Closing your first account too soon. Once you get approved for a better card, it’s tempting to close the secured card and move on. The age of your accounts factors into your score, so keeping older accounts open — even with a zero balance — generally helps. Close them only if there’s an annual fee you’d rather not pay.
Ignoring your credit report. You’re entitled to a free credit report from each of the three major bureaus once per year at AnnualCreditReport.com. When you’re building credit from scratch, it’s worth checking early to make sure your new accounts are being reported correctly and that there are no errors dragging your score down.
Putting It Together
Building credit from scratch takes time, but it’s not complicated. Pick one method that fits your situation — a secured card for most people, a student card if you qualify, or a credit builder loan if you want to save while you go. Use it consistently, keep balances low, and pay on time.

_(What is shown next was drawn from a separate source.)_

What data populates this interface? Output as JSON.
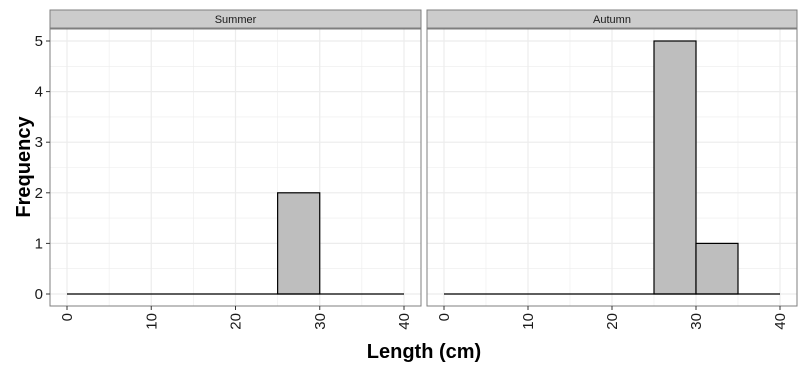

If you’re using a credit card to build credit, tracking what you spend on it is part of the process. It’s easy to lose track of a low-limit card you’re only using for small purchases — and then get surprised by the balance. WealthMode connects to your accounts and shows your spending in one place, so you can keep utilization in check without logging into multiple apps. It’s a small habit that makes the whole process easier to manage.
Credit takes months to build, but the foundation you put in place now affects what you qualify for years down the road. The earlier you start, the more options you’ll have.